Writing a VM capable of executing expression trees is different from writing a VM for executing assembly instructions. Here I’ll cover several issues stemming from this difference.
The first group of issues involve generality. Supporting a specific instruction set is a straightforward job, even if a hard one. Vial has to support multiple platforms and that’s a little tricky. These are just a few of the problems:
- Different registers for each instruction set. This one is easy enough to solve. Just have a node in the expression tree with some value to indicate the register.
- Register overlaps. A change to one register implies a change to its parents and its children.

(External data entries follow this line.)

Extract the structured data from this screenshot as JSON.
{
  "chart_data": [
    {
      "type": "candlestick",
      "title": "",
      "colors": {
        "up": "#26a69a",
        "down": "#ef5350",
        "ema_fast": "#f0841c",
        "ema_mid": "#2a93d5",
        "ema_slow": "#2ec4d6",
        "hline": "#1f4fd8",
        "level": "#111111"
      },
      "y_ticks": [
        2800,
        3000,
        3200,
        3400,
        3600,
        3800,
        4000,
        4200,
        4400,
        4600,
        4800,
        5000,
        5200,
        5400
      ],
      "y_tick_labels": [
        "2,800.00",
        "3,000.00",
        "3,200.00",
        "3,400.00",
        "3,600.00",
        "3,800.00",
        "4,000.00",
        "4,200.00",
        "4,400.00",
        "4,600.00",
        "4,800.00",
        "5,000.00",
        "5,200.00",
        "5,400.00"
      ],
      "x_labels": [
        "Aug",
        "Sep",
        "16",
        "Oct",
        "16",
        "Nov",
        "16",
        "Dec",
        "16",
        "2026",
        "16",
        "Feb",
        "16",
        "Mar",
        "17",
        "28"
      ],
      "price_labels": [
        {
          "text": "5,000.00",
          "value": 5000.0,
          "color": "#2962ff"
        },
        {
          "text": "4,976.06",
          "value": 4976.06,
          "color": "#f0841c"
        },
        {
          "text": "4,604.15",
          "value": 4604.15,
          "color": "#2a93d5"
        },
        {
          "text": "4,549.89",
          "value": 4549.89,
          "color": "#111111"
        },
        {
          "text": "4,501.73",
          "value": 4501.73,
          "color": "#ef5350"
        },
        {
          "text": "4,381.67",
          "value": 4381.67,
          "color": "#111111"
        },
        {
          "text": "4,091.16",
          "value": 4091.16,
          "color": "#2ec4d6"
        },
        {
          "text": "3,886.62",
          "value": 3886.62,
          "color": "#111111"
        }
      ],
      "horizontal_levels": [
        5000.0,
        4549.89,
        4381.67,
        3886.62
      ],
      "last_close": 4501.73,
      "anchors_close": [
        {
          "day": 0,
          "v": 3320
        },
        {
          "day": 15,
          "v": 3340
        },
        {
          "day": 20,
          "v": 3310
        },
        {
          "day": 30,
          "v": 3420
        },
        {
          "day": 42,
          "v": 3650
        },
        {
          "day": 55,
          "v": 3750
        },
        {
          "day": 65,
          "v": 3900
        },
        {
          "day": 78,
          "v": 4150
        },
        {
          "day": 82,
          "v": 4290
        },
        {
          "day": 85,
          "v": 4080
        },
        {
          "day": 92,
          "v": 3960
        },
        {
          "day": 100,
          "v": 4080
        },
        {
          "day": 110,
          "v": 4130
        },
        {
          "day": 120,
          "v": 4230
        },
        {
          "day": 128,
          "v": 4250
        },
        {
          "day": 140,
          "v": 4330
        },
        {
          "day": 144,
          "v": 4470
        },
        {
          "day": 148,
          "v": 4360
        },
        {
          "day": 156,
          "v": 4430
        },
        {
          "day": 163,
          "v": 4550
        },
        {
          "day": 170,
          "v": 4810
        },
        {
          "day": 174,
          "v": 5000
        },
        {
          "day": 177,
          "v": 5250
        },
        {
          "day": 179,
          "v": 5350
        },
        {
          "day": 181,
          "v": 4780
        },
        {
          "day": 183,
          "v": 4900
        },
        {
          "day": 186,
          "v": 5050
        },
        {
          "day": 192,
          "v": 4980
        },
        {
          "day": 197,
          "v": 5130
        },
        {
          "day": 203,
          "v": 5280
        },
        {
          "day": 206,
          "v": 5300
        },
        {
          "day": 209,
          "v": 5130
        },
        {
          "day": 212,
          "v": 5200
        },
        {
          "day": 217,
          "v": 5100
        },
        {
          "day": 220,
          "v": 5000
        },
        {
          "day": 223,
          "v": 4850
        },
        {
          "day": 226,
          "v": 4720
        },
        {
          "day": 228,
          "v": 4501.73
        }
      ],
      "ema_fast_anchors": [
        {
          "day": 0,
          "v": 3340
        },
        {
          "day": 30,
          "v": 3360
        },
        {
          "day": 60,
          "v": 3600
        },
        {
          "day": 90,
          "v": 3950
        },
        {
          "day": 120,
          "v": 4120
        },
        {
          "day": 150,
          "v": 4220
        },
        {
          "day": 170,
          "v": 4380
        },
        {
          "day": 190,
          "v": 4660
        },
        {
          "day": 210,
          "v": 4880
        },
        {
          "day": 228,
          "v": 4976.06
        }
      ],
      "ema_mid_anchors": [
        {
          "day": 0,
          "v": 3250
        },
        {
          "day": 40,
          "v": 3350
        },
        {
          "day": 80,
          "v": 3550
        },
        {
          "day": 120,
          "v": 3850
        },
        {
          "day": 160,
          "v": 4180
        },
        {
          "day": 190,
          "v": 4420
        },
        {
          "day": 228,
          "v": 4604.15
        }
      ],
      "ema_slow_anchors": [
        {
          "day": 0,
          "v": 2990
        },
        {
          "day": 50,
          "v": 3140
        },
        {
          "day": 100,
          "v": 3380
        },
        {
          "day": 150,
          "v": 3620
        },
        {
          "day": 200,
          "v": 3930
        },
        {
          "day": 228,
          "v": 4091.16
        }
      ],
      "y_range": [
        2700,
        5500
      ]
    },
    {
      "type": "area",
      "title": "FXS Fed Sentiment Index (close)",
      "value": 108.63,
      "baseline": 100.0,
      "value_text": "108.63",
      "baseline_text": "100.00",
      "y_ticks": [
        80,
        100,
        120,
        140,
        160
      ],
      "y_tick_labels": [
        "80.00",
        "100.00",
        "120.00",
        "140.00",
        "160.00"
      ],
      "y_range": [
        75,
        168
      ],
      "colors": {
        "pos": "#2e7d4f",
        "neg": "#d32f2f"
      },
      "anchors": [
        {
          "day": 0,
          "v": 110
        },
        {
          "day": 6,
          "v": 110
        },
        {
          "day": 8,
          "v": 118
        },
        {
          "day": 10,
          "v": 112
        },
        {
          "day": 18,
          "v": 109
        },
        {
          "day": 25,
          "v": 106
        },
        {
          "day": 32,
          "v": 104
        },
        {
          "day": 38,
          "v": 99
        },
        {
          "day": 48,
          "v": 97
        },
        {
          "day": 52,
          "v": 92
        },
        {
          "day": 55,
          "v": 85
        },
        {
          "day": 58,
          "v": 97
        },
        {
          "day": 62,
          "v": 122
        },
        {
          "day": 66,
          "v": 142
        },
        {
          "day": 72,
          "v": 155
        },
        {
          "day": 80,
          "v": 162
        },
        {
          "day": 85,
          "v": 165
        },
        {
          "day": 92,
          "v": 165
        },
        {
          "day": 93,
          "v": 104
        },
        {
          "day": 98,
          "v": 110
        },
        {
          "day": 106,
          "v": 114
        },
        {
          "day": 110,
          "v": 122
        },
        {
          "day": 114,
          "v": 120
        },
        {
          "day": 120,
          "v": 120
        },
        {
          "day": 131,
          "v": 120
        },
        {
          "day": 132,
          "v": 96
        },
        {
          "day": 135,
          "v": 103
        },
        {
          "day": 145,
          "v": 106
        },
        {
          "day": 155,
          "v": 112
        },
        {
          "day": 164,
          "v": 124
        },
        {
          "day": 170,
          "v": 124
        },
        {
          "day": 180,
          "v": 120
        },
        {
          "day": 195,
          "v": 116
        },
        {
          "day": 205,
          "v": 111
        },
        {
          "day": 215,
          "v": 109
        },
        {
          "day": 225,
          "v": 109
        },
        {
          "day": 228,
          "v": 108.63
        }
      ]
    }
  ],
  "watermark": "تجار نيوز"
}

Consider RAX->EAX->AX->AH,AL. Changing EAX will affect all of the registers in the hierarchy.
To handle this, we wrote a CPU class to keep all the info about the platform, including register overlaps. - Delayed branches. Some platforms have branch delay slots. This means that after any branch instruction, right before the branch is taken, instructions in the delayed slots are executed anyway. For instance, SPARC has three delay slots, while MIPS has just one. This isn’t an easy issue to solve, and for now we didn’t tackle it. We’ve got a few ideas though.
To make sure that our implementation is generic enough, we decided to write a skeleton disassembler implementation for MIPS as well.
The second group of issues involve the nature of expression trees versus instructions:
- Stepping over statements or instructions? Each expression tree for an instruction usually holds more than one statement. For example, dec eax changes eax as well as the zero flag. Since some instructions like rep stosd may contain a long loop, being able to step over statements instead of expressions is preferable.
The problem is, executing expression trees is done with a DFS-like walk. If implemented with recursion it makes pausing the walk for each step a bit complicated. However, recursion is the clearest way to write the execution code, and I’d rather not give it up.
My solution was to use Python generators. Each time a statement was executed, the function would yield, thus returning control to the calling function, while keeping its state intact.
- Instruction Pointer changes. The lower-level disassembler returns expression trees for each instruction. However, it does not return the jump to the next instruction as well. While this is the required behavior, it means that the VM should change the instruction pointer after executing each instruction.
This is easier said than done: What should we do after jumps? Several possible solutions emerged.
The first was to append an IP change to each instruction’s expression. Those changes will have to be appended only where needed.
A second solution was to check if the IP was changed, and if it was not, change it. This solution however will not support instructions that jump to themselves.
The last and our preferred solution was to check if the IP was touched. This solution is simple and very straightforward.
There are many more issues I didn’t write about, for example, self modifying code. I’ll leave those issues for future articles.
Regarding the 2nd 2:
Appending a change to the IP should work for all instructions, if you follow the IP to figure out what statement to execute next.
The real solution however (and you should know it), for Intel at least, is *prepending* the change to the IP for all instructions. It works for absolute jumps, and especially relative ones: jumps/calls are relative to the end of the instruction.
You are right in regards to the real solution, this is a very good point. However, it might apply differently to other processors. It might still be workable there by changing the instructions’ expression trees. In any case I’ll probably have to work it in. Thanks!
As to appending the change to the IP:
This solution was workable, but more work, and it meant modifying the expressions. The third solution is more general, and it seems to me to be more elegant.
Ahh Eres nice idea. But if we care about performance, I’m not sure whether inserting an expression all the times, where sometimes they won’t be used, is good enough. Though on the other hand, it depends on how quick you know if there was a change.
The easiest, ok not the easiest, but the best solution would be to have an IP register and a shadow IP register. The shadow register will contain the current IP, and will be used for rvalues only. The IP register will be reset to undefined every instruction. Then if the real IP register was set, you will know to use it. Otherwise continue to next instruction, and set the shadow one again.
This wasy even if an instruction jumps to itself it will keep on working…
Ah I forgot to mention that you will have to change the expression trees so that all IP references as rvalues will use the shadowed IP..
My solution was just checking if the IP register was *touched*.
The CPU class knows what is the IP register, and the VM can ask it about it.
Each time a register is modified, the VM-state holder checks if it’s the eip register, and if it is, it sets a flag to True. Before each instruction, the VM checks to see if the flag is false. If it is, it modifies the IP. If it isn’t it keeps the IP value, and resets the flag back to false.
In effect, this is a hook by the VM state on register changes. I know it special-cases the IP register, but I think that’s OK.
Also, Arkon: the change to eip Erez suggested may be done by the VM manually. It doesn’t necessarily involve changing the expressions.
I’ve just discovered your blog. Fantastic! Keep on writing.